President Bill Clinton's 1996 National Security Strategy was similar in that respect. The reason it
provided for nation-building was to "alleviate human suffering and pave the way for progress." Neither strategy cited a direct link to U.S. national
security, which is why those efforts weren't nearly as global, ambitious, and costly as they are today.
Another major difference after 9/11 is that the Foreign Service has been operating in war zones, which is not only very dangerous but also makes the job of
bringing about good and effective governance extremely difficult.

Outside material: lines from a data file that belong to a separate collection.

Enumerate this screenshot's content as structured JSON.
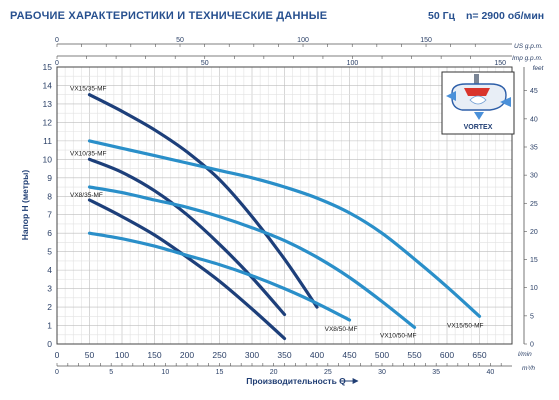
{
  "header": {
    "title": "РАБОЧИЕ ХАРАКТЕРИСТИКИ И ТЕХНИЧЕСКИЕ ДАННЫЕ",
    "frequency": "50 Гц",
    "speed": "n= 2900 об/мин"
  },
  "colors": {
    "dark_curve": "#1d3f7a",
    "light_curve": "#2a8fc9",
    "grid": "#c8c8c8",
    "frame": "#444444"
  },
  "chart_data": {
    "type": "line",
    "title": "",
    "xlabel": "Производительность Q",
    "ylabel": "Напор H (метры)",
    "xlim": [
      0,
      700
    ],
    "ylim": [
      0,
      15
    ],
    "x_unit": "l/min",
    "x_ticks": [
      0,
      50,
      100,
      150,
      200,
      250,
      300,
      350,
      400,
      450,
      500,
      550,
      600,
      650
    ],
    "y_ticks": [
      0,
      1,
      2,
      3,
      4,
      5,
      6,
      7,
      8,
      9,
      10,
      11,
      12,
      13,
      14,
      15
    ],
    "top_axis_us": {
      "unit": "US g.p.m.",
      "ticks": [
        0,
        50,
        100,
        150
      ],
      "l_per_unit": 3.785
    },
    "top_axis_imp": {
      "unit": "Imp g.p.m.",
      "ticks": [
        0,
        50,
        100,
        150
      ],
      "l_per_unit": 4.546
    },
    "bottom_axis_m3h": {
      "unit": "m³/h",
      "ticks": [
        0,
        5,
        10,
        15,
        20,
        25,
        30,
        35,
        40
      ],
      "l_per_unit": 16.667
    },
    "right_axis_feet": {
      "unit": "feet",
      "ticks": [
        0,
        5,
        10,
        15,
        20,
        25,
        30,
        35,
        40,
        45
      ],
      "m_per_unit": 0.3048
    },
    "grid": true,
    "series": [
      {
        "name": "VX15/35-MF",
        "style": "dark",
        "x": [
          50,
          100,
          150,
          200,
          250,
          300,
          350,
          400
        ],
        "y": [
          13.5,
          12.6,
          11.6,
          10.4,
          8.9,
          6.9,
          4.6,
          2.0
        ]
      },
      {
        "name": "VX10/35-MF",
        "style": "dark",
        "x": [
          50,
          100,
          150,
          200,
          250,
          300,
          350
        ],
        "y": [
          10.0,
          9.3,
          8.3,
          7.0,
          5.4,
          3.6,
          1.6
        ]
      },
      {
        "name": "VX8/35-MF",
        "style": "dark",
        "x": [
          50,
          100,
          150,
          200,
          250,
          300,
          350
        ],
        "y": [
          7.8,
          6.9,
          5.9,
          4.7,
          3.4,
          1.9,
          0.3
        ]
      },
      {
        "name": "VX15/50-MF",
        "style": "light",
        "x": [
          50,
          100,
          150,
          200,
          250,
          300,
          350,
          400,
          450,
          500,
          550,
          600,
          650
        ],
        "y": [
          11.0,
          10.6,
          10.2,
          9.8,
          9.4,
          9.0,
          8.5,
          7.9,
          7.1,
          6.0,
          4.6,
          3.1,
          1.5
        ]
      },
      {
        "name": "VX10/50-MF",
        "style": "light",
        "x": [
          50,
          100,
          150,
          200,
          250,
          300,
          350,
          400,
          450,
          500,
          550
        ],
        "y": [
          8.5,
          8.2,
          7.8,
          7.4,
          6.9,
          6.3,
          5.6,
          4.7,
          3.6,
          2.3,
          0.9
        ]
      },
      {
        "name": "VX8/50-MF",
        "style": "light",
        "x": [
          50,
          100,
          150,
          200,
          250,
          300,
          350,
          400,
          450
        ],
        "y": [
          6.0,
          5.7,
          5.3,
          4.8,
          4.3,
          3.7,
          3.0,
          2.2,
          1.3
        ]
      }
    ],
    "inset_label": "VORTEX"
  }
}
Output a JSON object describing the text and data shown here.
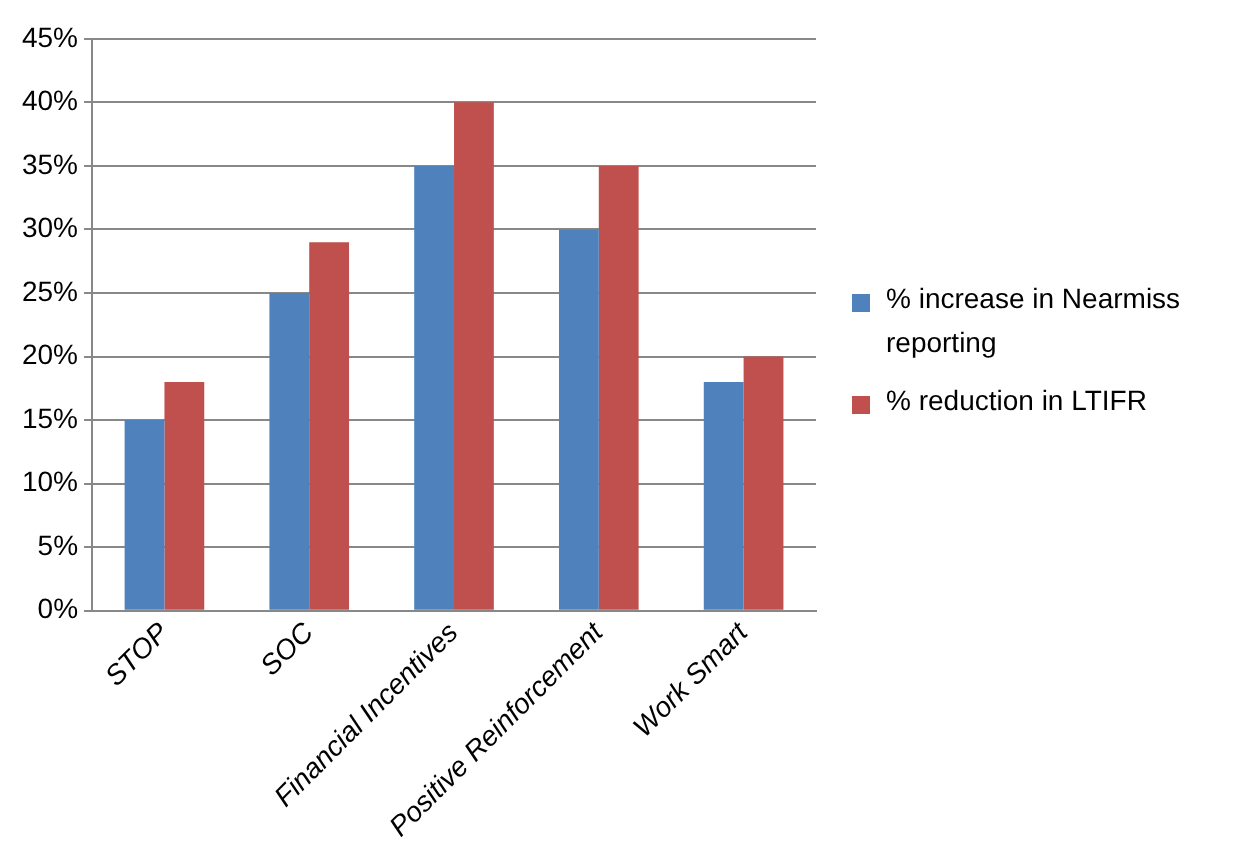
{
  "chart_data": {
    "type": "bar",
    "categories": [
      "STOP",
      "SOC",
      "Financial Incentives",
      "Positive Reinforcement",
      "Work Smart"
    ],
    "series": [
      {
        "name": "% increase in Nearmiss reporting",
        "color": "#4f81bd",
        "values": [
          15,
          25,
          35,
          30,
          18
        ]
      },
      {
        "name": "% reduction in LTIFR",
        "color": "#c0504d",
        "values": [
          18,
          29,
          40,
          35,
          20
        ]
      }
    ],
    "ylim": [
      0,
      45
    ],
    "yticks": [
      {
        "value": 0,
        "label": "0%"
      },
      {
        "value": 5,
        "label": "5%"
      },
      {
        "value": 10,
        "label": "10%"
      },
      {
        "value": 15,
        "label": "15%"
      },
      {
        "value": 20,
        "label": "20%"
      },
      {
        "value": 25,
        "label": "25%"
      },
      {
        "value": 30,
        "label": "30%"
      },
      {
        "value": 35,
        "label": "35%"
      },
      {
        "value": 40,
        "label": "40%"
      },
      {
        "value": 45,
        "label": "45%"
      }
    ],
    "grid": "y",
    "legend": "right"
  }
}
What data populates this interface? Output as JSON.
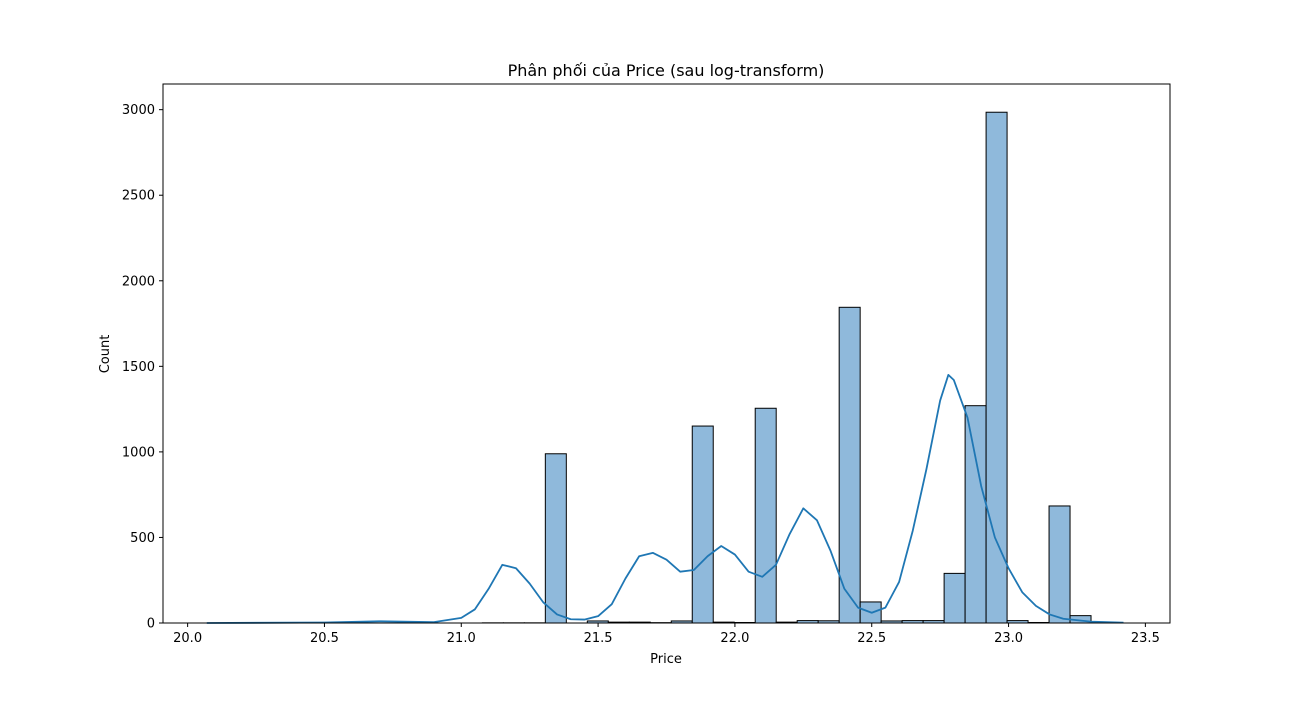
{
  "chart_data": {
    "type": "bar",
    "title": "Phân phối của Price (sau log-transform)",
    "xlabel": "Price",
    "ylabel": "Count",
    "xlim": [
      19.91,
      23.59
    ],
    "ylim": [
      0,
      3150
    ],
    "xticks": [
      "20.0",
      "20.5",
      "21.0",
      "21.5",
      "22.0",
      "22.5",
      "23.0",
      "23.5"
    ],
    "yticks": [
      "0",
      "500",
      "1000",
      "1500",
      "2000",
      "2500",
      "3000"
    ],
    "grid": false,
    "legend": false,
    "bin_start": 20.08,
    "bin_width": 0.0767,
    "counts": [
      0,
      0,
      0,
      0,
      0,
      0,
      0,
      0,
      0,
      0,
      0,
      0,
      0,
      1,
      1,
      1,
      989,
      0,
      12,
      5,
      5,
      2,
      12,
      1151,
      5,
      3,
      1255,
      5,
      14,
      13,
      1845,
      123,
      12,
      14,
      14,
      290,
      1270,
      2985,
      14,
      3,
      684,
      43,
      0,
      0
    ],
    "kde": {
      "x": [
        20.07,
        20.5,
        20.7,
        20.9,
        21.0,
        21.05,
        21.1,
        21.15,
        21.2,
        21.25,
        21.3,
        21.35,
        21.4,
        21.45,
        21.5,
        21.55,
        21.6,
        21.65,
        21.7,
        21.75,
        21.8,
        21.85,
        21.9,
        21.95,
        22.0,
        22.05,
        22.1,
        22.15,
        22.2,
        22.25,
        22.3,
        22.35,
        22.4,
        22.45,
        22.5,
        22.55,
        22.6,
        22.65,
        22.7,
        22.75,
        22.78,
        22.8,
        22.85,
        22.9,
        22.95,
        23.0,
        23.05,
        23.1,
        23.15,
        23.2,
        23.3,
        23.42
      ],
      "y": [
        0,
        3,
        10,
        5,
        30,
        80,
        200,
        340,
        320,
        230,
        120,
        50,
        22,
        20,
        40,
        110,
        260,
        390,
        410,
        370,
        300,
        310,
        390,
        450,
        400,
        300,
        270,
        340,
        520,
        670,
        600,
        420,
        200,
        90,
        60,
        90,
        240,
        540,
        900,
        1300,
        1450,
        1420,
        1200,
        800,
        500,
        320,
        180,
        100,
        50,
        25,
        8,
        2
      ]
    },
    "colors": {
      "bar_fill": "#8fb9db",
      "bar_edge": "#000000",
      "kde_line": "#1f77b4"
    }
  }
}
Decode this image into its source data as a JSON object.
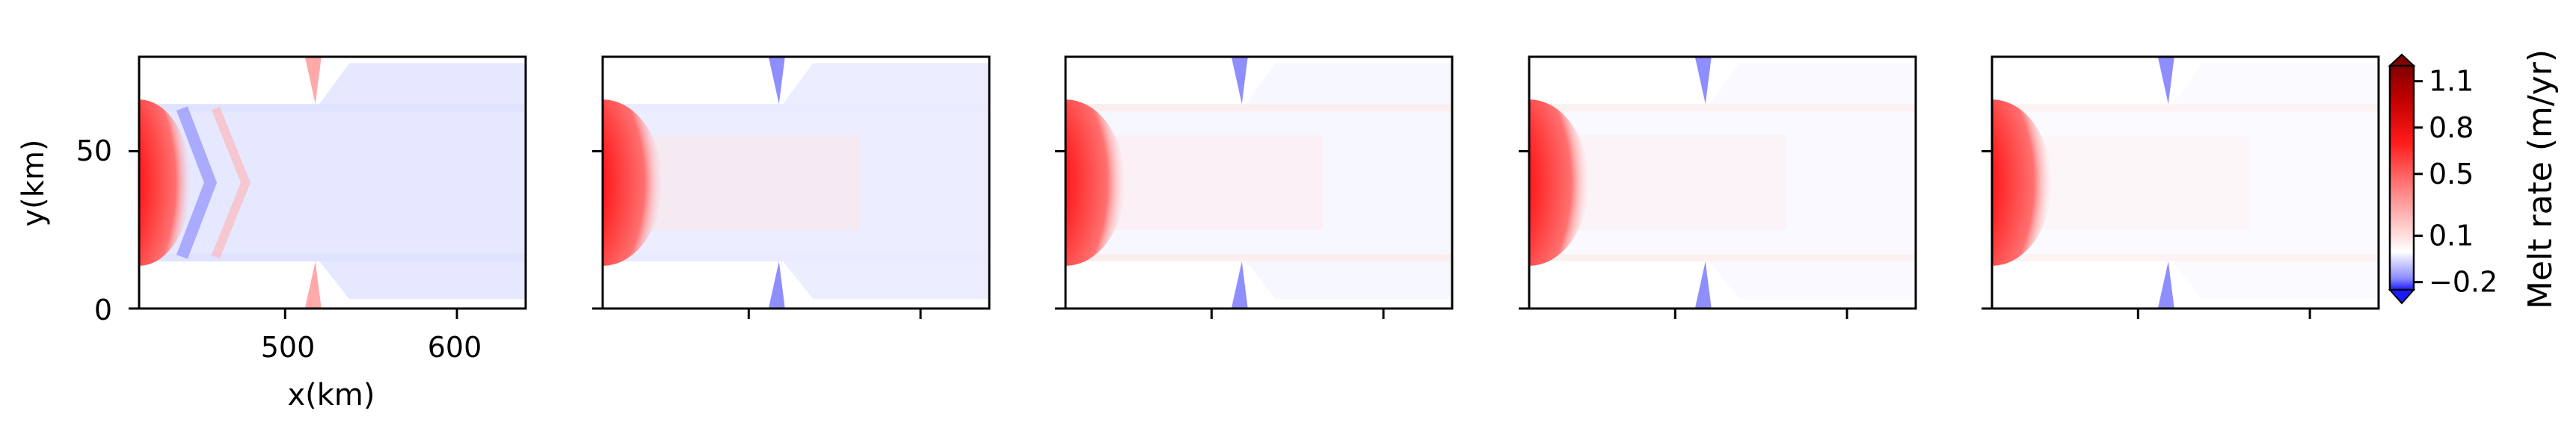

American diplomats hadn't served in a war zone since Vietnam, and those who had done that
were no longer in the service after 9/11, so that led to an identity crisis of sorts.
What kind of personalities succeed best in the Foreign Service?
You need to be very adaptable, to enjoy living in foreign countries and change them every three years at the most, to be good at foreign languages and know
how to operate in foreign cultures, and in unfamiliar and sometimes dangerous environments. You also have to be a self-learner and a quick study, because
training in the service is minimal and proper professional development doesn't even exist. More specifically, you have to be an excellent writer, analyst,
negotiator, advocate and communicator, with broad knowledge and understanding of how the host country works, and have ability to quickly acquire basic
expertise in a new field. It helps to be good at entrepreneurship and innovation.
Now, this is what makes a good diplomat, which is not always the same as succeeding in the Foreign Service. After all the research I've done, I have no
doubt that the single most important skill to rise to the top in the service is knowing how to work the bureaucracy and having the right connections.
What are some of the short-term and long-term goals of diplomats that occasionally clash?
Such clashes are actually part of everyday diplomacy. For example, with Russia and China, Washington has to play a careful balancing act between its
advocacy of human rights and democracy, and the help it needs from Moscow and Beijing to address strategic issues, such as the North Korean and Iranian
nuclear programs. Currently, Pakistan is perhaps the best textbook example of that clash, because it makes the work of American diplomats there utterly
challenging and frustrating. The main short-term U.S. goals in Pakistan are destroying al-Qaeda and winning the war in Afghanistan. However, the long-term
goal in the region is a stable Pakistan, but also a stable Afghanistan, as well as stable India. To be able to influence the Pakistani government to help
achieve that long-term goal, you need to build mutual trust and an effective working relationship. Things like drone attacks advance the short-term goal of
defeating al-Qaeda, but they also badly hurt the trust and confidence-building with the Pakistani authorities.